At some point, we humans see that artificial intelligence is phony. Even if it's good. We all crave that real connection with other human beings. And, as any educator will tell you, that true human experience is still a big part of the education experience.

6. Learning is social.

Let's say, for a moment, that all of human learning could be delivered through an AI tutor. (Again, too much "filling of the pail" and not enough "lighting of the fire".)

Think of all of the important parts of the school experience that would be lacking ...

  • Playing on the playground (and the lessons that come from it)
  • Telling jokes with friends (and what we learn about human interaction)
  • Being a member of a club (and learning the dedication and devotion to it)
  • Playing on a sports team (and the teamwork and persistence it takes)

A lot of the school experience -- and the learning experience -- is social.

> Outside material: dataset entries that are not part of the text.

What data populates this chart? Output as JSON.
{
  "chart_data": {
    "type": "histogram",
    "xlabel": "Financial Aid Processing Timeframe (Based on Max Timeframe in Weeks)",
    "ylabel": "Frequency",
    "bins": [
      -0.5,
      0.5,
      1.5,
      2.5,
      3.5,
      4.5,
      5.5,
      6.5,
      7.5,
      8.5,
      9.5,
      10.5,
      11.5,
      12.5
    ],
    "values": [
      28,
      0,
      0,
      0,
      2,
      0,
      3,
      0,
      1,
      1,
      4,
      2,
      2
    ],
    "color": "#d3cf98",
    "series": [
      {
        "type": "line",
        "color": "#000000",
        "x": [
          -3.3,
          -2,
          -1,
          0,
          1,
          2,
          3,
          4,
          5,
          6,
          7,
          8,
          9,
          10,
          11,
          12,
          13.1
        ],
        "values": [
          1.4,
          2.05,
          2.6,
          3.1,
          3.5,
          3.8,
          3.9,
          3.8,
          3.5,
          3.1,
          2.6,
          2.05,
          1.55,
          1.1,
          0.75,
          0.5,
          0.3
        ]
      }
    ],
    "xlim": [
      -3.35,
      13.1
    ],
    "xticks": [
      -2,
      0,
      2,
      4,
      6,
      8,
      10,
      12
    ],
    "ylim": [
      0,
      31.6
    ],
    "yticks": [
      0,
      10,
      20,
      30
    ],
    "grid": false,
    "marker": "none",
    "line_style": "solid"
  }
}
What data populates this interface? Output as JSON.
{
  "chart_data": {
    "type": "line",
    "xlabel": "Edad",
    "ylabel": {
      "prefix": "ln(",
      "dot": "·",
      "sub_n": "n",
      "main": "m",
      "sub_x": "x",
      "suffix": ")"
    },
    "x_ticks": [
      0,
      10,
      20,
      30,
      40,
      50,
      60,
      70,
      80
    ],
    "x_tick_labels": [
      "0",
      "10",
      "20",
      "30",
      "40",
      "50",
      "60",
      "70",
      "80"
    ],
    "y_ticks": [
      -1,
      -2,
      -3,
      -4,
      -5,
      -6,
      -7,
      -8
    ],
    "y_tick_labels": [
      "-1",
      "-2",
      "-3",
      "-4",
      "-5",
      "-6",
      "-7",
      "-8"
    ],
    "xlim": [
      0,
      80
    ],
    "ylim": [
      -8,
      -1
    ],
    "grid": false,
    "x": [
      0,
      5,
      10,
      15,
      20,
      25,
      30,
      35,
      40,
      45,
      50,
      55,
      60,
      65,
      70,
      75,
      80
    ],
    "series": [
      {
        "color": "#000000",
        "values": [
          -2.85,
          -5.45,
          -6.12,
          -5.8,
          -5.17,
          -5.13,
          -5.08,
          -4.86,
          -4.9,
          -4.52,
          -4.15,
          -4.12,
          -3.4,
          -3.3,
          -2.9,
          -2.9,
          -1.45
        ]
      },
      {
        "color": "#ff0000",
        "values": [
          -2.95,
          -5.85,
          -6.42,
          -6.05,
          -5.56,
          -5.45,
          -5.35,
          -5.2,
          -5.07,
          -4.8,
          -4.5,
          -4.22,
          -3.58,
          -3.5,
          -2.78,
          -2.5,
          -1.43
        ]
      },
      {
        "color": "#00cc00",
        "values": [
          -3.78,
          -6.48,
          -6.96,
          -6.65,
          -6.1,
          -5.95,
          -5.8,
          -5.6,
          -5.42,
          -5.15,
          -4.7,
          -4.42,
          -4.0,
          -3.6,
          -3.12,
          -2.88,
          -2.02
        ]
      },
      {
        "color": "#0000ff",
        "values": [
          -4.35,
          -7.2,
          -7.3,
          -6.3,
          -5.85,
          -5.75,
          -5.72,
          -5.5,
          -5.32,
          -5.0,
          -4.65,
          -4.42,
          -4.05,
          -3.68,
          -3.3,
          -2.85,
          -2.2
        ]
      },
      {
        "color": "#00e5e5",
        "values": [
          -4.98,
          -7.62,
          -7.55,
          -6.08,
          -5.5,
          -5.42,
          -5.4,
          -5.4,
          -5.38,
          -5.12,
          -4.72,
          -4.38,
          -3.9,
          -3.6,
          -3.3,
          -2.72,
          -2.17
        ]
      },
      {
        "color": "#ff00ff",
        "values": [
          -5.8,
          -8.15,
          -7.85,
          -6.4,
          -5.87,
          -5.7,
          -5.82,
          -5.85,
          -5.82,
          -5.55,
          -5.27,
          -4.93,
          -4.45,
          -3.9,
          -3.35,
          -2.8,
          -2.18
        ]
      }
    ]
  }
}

If we want to do it exceptionally, it's going to take incredible, enormous advances in AI, robotics, haptics and VR/AR to even get close to reality.

And at some point, you have to ask ... why? Why would we even do that? What benefit would it have to do those things artificially instead of with the human touch?

Teaching is a work of heart.

I've seen that slogan on t-shirts and magnets and cheap coffee mugs that students give their teachers.

"Teaching is a work of heart." In the past, I've thought it to be a trite and oversimplified way of looking at education.

These days, I think it has a new interpretation.

Think of all of the unique parts of human teaching and learning.

Tying a shoe. Opening a milk carton. Mediating an argument. 

Wiping a tear. Giving a high five.

Giving that knowing glance that says, "You got it. You finally got it. I've seen you work and work and work at this. I'm so proud of you."

Teaching really is a work of heart.

Collaboration between humans and AI can help us take teaching to new levels. It can scale some of the work of the teacher so it's more readily available and accessible to students. I could even see big parts of the information-transmitting process fulfilled by AI tutors. 

But having AI bots take over the entire education process?

Please.

AI can give us knowledge. It can fill a pail.

I'm not sure it'll ever light a fire the way we humans can.